Duke turned to me, and the look in his eyes was pure venom. "What the hell are you doing here?"
"I needed to talk to you. I didn't know she was—"
"You're stalking her." He moved between us, his body a wall. "You've lost your job, your reputation, and now you're taking it out on someone who's dying."
"I'm not—Duke, please, just listen—"
"Get on your knees."
The words hit me like a slap. "What?"
"You heard me." His voice was cold, mechanical. "Get on your knees and beg her to come down. Prove to her that you're not a threat. Prove to me that you're not the monster everyone says you are."
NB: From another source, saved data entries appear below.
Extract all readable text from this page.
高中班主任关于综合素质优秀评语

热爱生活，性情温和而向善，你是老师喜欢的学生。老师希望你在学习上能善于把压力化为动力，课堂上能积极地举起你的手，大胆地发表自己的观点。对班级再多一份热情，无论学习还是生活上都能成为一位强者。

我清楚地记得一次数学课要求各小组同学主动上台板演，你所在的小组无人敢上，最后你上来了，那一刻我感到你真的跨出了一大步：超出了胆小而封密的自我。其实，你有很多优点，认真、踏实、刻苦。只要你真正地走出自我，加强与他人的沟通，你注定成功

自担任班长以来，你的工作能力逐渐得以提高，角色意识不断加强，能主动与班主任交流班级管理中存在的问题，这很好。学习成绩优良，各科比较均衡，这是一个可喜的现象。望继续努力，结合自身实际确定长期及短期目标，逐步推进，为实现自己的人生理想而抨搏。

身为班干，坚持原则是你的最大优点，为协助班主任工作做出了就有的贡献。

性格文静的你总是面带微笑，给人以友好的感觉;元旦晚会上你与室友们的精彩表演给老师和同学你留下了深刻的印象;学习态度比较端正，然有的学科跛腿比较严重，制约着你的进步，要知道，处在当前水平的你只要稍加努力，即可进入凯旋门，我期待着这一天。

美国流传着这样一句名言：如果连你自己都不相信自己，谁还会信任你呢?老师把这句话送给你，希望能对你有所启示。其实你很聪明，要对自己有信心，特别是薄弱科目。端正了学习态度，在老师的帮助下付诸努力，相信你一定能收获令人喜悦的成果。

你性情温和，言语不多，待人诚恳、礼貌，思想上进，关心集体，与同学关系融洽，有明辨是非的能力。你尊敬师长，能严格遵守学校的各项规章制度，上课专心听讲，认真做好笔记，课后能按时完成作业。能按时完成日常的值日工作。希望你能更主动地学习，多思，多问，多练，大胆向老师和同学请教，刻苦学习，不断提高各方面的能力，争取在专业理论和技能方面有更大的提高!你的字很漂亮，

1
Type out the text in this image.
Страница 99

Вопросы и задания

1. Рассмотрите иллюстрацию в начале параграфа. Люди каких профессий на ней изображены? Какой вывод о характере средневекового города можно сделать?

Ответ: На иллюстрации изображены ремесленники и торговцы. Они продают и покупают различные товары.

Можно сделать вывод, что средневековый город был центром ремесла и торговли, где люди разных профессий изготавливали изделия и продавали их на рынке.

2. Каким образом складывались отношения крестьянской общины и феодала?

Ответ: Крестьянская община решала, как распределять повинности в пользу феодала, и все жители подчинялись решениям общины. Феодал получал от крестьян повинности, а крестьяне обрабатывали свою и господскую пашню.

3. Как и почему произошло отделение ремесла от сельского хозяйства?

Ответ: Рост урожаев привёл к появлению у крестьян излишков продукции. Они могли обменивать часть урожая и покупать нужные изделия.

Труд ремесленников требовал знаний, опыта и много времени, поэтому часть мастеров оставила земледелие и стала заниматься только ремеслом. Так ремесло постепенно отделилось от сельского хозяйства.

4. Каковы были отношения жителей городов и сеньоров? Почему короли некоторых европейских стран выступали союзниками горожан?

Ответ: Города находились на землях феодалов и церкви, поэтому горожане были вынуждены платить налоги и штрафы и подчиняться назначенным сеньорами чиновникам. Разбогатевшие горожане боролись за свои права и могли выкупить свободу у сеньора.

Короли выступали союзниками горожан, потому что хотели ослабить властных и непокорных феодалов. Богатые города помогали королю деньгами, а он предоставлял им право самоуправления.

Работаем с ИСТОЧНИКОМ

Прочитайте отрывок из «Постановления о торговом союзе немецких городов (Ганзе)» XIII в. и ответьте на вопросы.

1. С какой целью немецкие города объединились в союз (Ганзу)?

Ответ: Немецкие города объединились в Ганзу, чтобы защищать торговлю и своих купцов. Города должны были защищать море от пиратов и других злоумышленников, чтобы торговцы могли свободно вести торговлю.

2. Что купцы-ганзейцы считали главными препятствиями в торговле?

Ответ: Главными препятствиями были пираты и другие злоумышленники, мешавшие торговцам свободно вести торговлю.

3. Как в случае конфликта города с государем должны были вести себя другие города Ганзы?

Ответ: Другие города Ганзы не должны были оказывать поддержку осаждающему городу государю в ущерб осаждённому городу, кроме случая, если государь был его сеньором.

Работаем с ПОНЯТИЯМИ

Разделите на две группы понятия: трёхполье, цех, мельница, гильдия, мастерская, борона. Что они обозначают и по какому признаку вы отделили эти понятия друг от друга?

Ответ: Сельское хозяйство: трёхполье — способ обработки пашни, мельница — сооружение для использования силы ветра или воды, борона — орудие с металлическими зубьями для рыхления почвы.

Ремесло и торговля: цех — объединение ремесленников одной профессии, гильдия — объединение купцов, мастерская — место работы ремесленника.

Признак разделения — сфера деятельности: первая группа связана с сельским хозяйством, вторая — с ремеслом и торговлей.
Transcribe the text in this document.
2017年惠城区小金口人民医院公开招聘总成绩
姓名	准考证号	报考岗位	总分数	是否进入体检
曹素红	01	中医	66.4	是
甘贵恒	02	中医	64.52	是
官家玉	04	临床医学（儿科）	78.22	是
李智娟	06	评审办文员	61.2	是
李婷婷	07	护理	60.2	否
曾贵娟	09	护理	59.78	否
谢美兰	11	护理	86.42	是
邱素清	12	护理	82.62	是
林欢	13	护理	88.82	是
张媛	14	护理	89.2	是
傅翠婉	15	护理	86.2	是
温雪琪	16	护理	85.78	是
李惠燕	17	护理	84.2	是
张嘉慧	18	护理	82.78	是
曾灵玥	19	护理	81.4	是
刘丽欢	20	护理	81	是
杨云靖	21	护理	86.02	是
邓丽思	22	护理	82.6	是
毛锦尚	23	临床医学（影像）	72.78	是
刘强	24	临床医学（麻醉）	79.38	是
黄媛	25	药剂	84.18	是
The rain started then, a sudden downpour that soaked through my coat in seconds. I looked at Bethany, still balanced on the ledge, her nightgown plastered to her skin. She was smiling. Just a little.
I thought of the baby. Of the life growing inside me that Duke didn't know about. Of the man I'd loved who was now demanding I grovel in the rain for a woman who'd orchestrated my destruction.
I sank to my knees.
The concrete was cold and wet, biting through my jeans. I looked up at Bethany through the rain, my hands instinctively covering my stomach.
"Please," I said. My voice broke. "Please come down. I'm sorry. I'm so sorry."
Bethany watched me for a long moment. Then she stepped back from the ledge, collapsing into Duke's arms with a sob that sounded almost real.
Duke held her, stroking her hair, whispering reassurances. He didn't look at me.
I stayed on my knees in the rain, clutching my stomach, and felt something inside me finally shatter.